Cos'è e quanto vale
Chi assume regolarmente una colf, una badante o una baby sitter ha diritto a due agevolazioni fiscali distinte e cumulabili: la deduzione dei contributi INPS versati e la detrazione IRPEF del 19% sullo stipendio della badante che assiste una persona non autosufficiente.
La deduzione abbassa il reddito imponibile fino a 1.549,37 euro all'anno; la detrazione restituisce il 19% della spesa per l'assistente, su un massimo di 2.100 euro (fino a 399 euro di risparmio). Insieme possono valere oltre 900 euro l'anno.
Chi può richiederle: requisiti 2026
- ✓ Deduzione contributi: spetta a qualunque datore di lavoro domestico, senza requisito di non autosufficienza e senza limiti di reddito
- ✓ Detrazione 19%: spetta solo per l'assistenza a persone non autosufficienti, certificata da un medico
- ✓ Per la detrazione, reddito complessivo del richiedente non superiore a 40.000 euro
- ✓ Pagamenti tracciabili obbligatori per la detrazione (il contante fa perdere il diritto)
- ✓ La detrazione spetta a chi sostiene la spesa, anche se non è intestatario del contratto
Importi 2026
| Agevolazione | Importo |
|---|---|
| Deduzione contributi INPS | Fino a 1.549,37 € l'anno (quota datore) |
| Detrazione stipendio badante | 19% su massimo 2.100 € di spesa |
| Risparmio massimo detrazione | 399 € l'anno |
| Limite di reddito (detrazione) | 40.000 € di reddito complessivo |
| Cumulabilità | Le due agevolazioni si sommano |
Come ottenerle
- Versa i contributi — Paga regolarmente i contributi INPS trimestrali per il lavoratore domestico (PagoPA o MAV)
- Paga in modo tracciabile — Per la detrazione, eroga lo stipendio della badante con bonifico o altri mezzi tracciabili
- Compila il 730 — Indica i contributi nel Rigo E23 (deduzione) e la spesa per la badante nei righi E8-E10 con codice 15 (detrazione)
- Conserva i documenti — Ricevute INPS, buste paga firmate e, per la detrazione, il certificato medico di non autosufficienza
Agevolazione strutturale
Deduzione e detrazione per il lavoro domestico sono misure permanenti (art. 10 TUIR). Si applicano ogni anno nella dichiarazione dei redditi, sulle spese sostenute l'anno precedente.
Domande frequenti (FAQ)
Quanto si può dedurre per colf e badanti nel 2026?
I contributi INPS versati per colf, badanti e baby sitter sono deducibili dal reddito fino a un massimo di 1.549,37 euro all'anno, limitatamente alla quota a carico del datore di lavoro. Non è richiesto lo stato di non autosufficienza né un limite di reddito.

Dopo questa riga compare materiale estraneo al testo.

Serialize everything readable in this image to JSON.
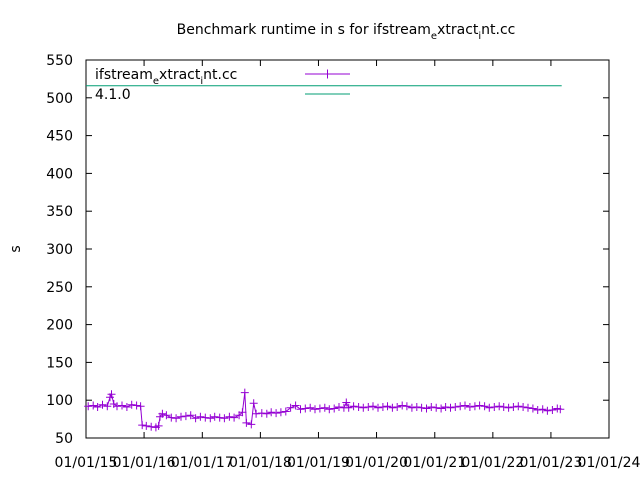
{
  "chart_data": {
    "type": "line",
    "title": "Benchmark runtime in s for ifstream",
    "title_sub1": "e",
    "title_mid": "xtract",
    "title_sub2": "i",
    "title_end": "nt.cc",
    "xlabel": "",
    "ylabel": "s",
    "ylim": [
      50,
      550
    ],
    "yticks": [
      50,
      100,
      150,
      200,
      250,
      300,
      350,
      400,
      450,
      500,
      550
    ],
    "xlim": [
      "2015-01-01",
      "2024-01-01"
    ],
    "xticks": [
      "01/01/15",
      "01/01/16",
      "01/01/17",
      "01/01/18",
      "01/01/19",
      "01/01/20",
      "01/01/21",
      "01/01/22",
      "01/01/23",
      "01/01/24"
    ],
    "grid": false,
    "legend_position": "top-left",
    "series": [
      {
        "name": "ifstream",
        "name_sub1": "e",
        "name_mid": "xtract",
        "name_sub2": "i",
        "name_end": "nt.cc",
        "color": "#9400d3",
        "marker": "plus",
        "points": [
          [
            "2015-01-15",
            92
          ],
          [
            "2015-02-15",
            93
          ],
          [
            "2015-03-15",
            91
          ],
          [
            "2015-04-15",
            94
          ],
          [
            "2015-05-15",
            92
          ],
          [
            "2015-06-01",
            104
          ],
          [
            "2015-06-10",
            108
          ],
          [
            "2015-06-25",
            95
          ],
          [
            "2015-07-15",
            92
          ],
          [
            "2015-08-15",
            93
          ],
          [
            "2015-09-15",
            91
          ],
          [
            "2015-10-15",
            94
          ],
          [
            "2015-11-15",
            93
          ],
          [
            "2015-12-10",
            92
          ],
          [
            "2015-12-20",
            67
          ],
          [
            "2016-01-15",
            66
          ],
          [
            "2016-02-15",
            65
          ],
          [
            "2016-03-15",
            64
          ],
          [
            "2016-04-01",
            66
          ],
          [
            "2016-04-10",
            78
          ],
          [
            "2016-04-25",
            82
          ],
          [
            "2016-05-20",
            80
          ],
          [
            "2016-06-20",
            77
          ],
          [
            "2016-07-20",
            76
          ],
          [
            "2016-08-20",
            78
          ],
          [
            "2016-09-20",
            79
          ],
          [
            "2016-10-20",
            80
          ],
          [
            "2016-11-20",
            76
          ],
          [
            "2016-12-20",
            78
          ],
          [
            "2017-01-20",
            77
          ],
          [
            "2017-02-20",
            76
          ],
          [
            "2017-03-20",
            78
          ],
          [
            "2017-04-20",
            77
          ],
          [
            "2017-05-20",
            76
          ],
          [
            "2017-06-20",
            78
          ],
          [
            "2017-07-20",
            77
          ],
          [
            "2017-08-20",
            80
          ],
          [
            "2017-09-10",
            84
          ],
          [
            "2017-09-25",
            110
          ],
          [
            "2017-10-05",
            70
          ],
          [
            "2017-11-05",
            68
          ],
          [
            "2017-11-20",
            96
          ],
          [
            "2017-12-05",
            82
          ],
          [
            "2018-01-10",
            83
          ],
          [
            "2018-02-10",
            82
          ],
          [
            "2018-03-10",
            84
          ],
          [
            "2018-04-10",
            83
          ],
          [
            "2018-05-10",
            84
          ],
          [
            "2018-06-10",
            85
          ],
          [
            "2018-07-10",
            90
          ],
          [
            "2018-08-10",
            93
          ],
          [
            "2018-09-10",
            88
          ],
          [
            "2018-10-10",
            89
          ],
          [
            "2018-11-10",
            90
          ],
          [
            "2018-12-10",
            88
          ],
          [
            "2019-01-10",
            89
          ],
          [
            "2019-02-10",
            90
          ],
          [
            "2019-03-10",
            88
          ],
          [
            "2019-04-10",
            89
          ],
          [
            "2019-05-10",
            91
          ],
          [
            "2019-06-10",
            90
          ],
          [
            "2019-06-25",
            97
          ],
          [
            "2019-07-10",
            90
          ],
          [
            "2019-08-10",
            92
          ],
          [
            "2019-09-10",
            91
          ],
          [
            "2019-10-10",
            90
          ],
          [
            "2019-11-10",
            91
          ],
          [
            "2019-12-10",
            92
          ],
          [
            "2020-01-10",
            90
          ],
          [
            "2020-02-10",
            91
          ],
          [
            "2020-03-10",
            92
          ],
          [
            "2020-04-10",
            90
          ],
          [
            "2020-05-10",
            91
          ],
          [
            "2020-06-10",
            93
          ],
          [
            "2020-07-10",
            92
          ],
          [
            "2020-08-10",
            90
          ],
          [
            "2020-09-10",
            91
          ],
          [
            "2020-10-10",
            90
          ],
          [
            "2020-11-10",
            89
          ],
          [
            "2020-12-10",
            91
          ],
          [
            "2021-01-10",
            90
          ],
          [
            "2021-02-10",
            89
          ],
          [
            "2021-03-10",
            91
          ],
          [
            "2021-04-10",
            90
          ],
          [
            "2021-05-10",
            91
          ],
          [
            "2021-06-10",
            92
          ],
          [
            "2021-07-10",
            93
          ],
          [
            "2021-08-10",
            91
          ],
          [
            "2021-09-10",
            92
          ],
          [
            "2021-10-10",
            93
          ],
          [
            "2021-11-10",
            92
          ],
          [
            "2021-12-10",
            90
          ],
          [
            "2022-01-10",
            91
          ],
          [
            "2022-02-10",
            92
          ],
          [
            "2022-03-10",
            91
          ],
          [
            "2022-04-10",
            90
          ],
          [
            "2022-05-10",
            91
          ],
          [
            "2022-06-10",
            92
          ],
          [
            "2022-07-10",
            91
          ],
          [
            "2022-08-10",
            90
          ],
          [
            "2022-09-10",
            89
          ],
          [
            "2022-10-10",
            87
          ],
          [
            "2022-11-10",
            88
          ],
          [
            "2022-12-10",
            86
          ],
          [
            "2023-01-10",
            87
          ],
          [
            "2023-02-10",
            89
          ],
          [
            "2023-03-01",
            88
          ]
        ]
      },
      {
        "name": "4.1.0",
        "color": "#009e73",
        "marker": "none",
        "points": [
          [
            "2015-01-01",
            516
          ],
          [
            "2023-03-10",
            516
          ]
        ]
      }
    ]
  }
}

Qual è la differenza tra deduzione e detrazione?
La deduzione riguarda i contributi INPS e spetta a chiunque assuma un lavoratore domestico, abbassando il reddito imponibile. La detrazione del 19% riguarda invece lo stipendio della badante per l'assistenza a persone non autosufficienti. Le due si possono cumulare.

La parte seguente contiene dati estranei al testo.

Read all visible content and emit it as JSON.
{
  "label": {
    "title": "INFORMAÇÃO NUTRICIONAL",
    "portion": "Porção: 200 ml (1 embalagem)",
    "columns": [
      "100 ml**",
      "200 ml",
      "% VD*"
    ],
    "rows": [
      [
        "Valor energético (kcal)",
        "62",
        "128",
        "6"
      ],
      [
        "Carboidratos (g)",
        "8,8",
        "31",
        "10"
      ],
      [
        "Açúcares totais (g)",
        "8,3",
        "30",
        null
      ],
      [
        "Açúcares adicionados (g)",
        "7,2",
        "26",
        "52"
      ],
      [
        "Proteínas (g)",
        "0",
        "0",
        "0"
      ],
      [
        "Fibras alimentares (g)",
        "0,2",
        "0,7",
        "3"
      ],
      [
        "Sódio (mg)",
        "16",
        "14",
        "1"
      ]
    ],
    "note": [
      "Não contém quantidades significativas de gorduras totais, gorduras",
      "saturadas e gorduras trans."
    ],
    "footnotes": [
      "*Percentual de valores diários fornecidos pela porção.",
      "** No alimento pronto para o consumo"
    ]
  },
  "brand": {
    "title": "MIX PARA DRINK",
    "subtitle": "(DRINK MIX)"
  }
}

Quanto vale la detrazione per la badante?
La detrazione è pari al 19% della spesa per l'assistente, su un massimo di 2.100 euro: il risparmio massimo è di 399 euro l'anno. Spetta solo per l'assistenza a persone non autosufficienti e con reddito del richiedente fino a 40.000 euro.
Posso detrarre se pago la badante in contanti?
No. Il pagamento in contanti dello stipendio fa perdere il diritto alla detrazione del 19%, anche se accompagnato da firma sulla busta paga. I compensi devono essere erogati con sistemi tracciabili come il bonifico.
La detrazione spetta solo a chi ha il contratto intestato?
No. La detrazione spetta a chi sostiene effettivamente la spesa, anche se non è intestatario del contratto. Se più figli si dividono il costo della badante del genitore, ognuno detrae la propria quota, nel limite complessivo previsto.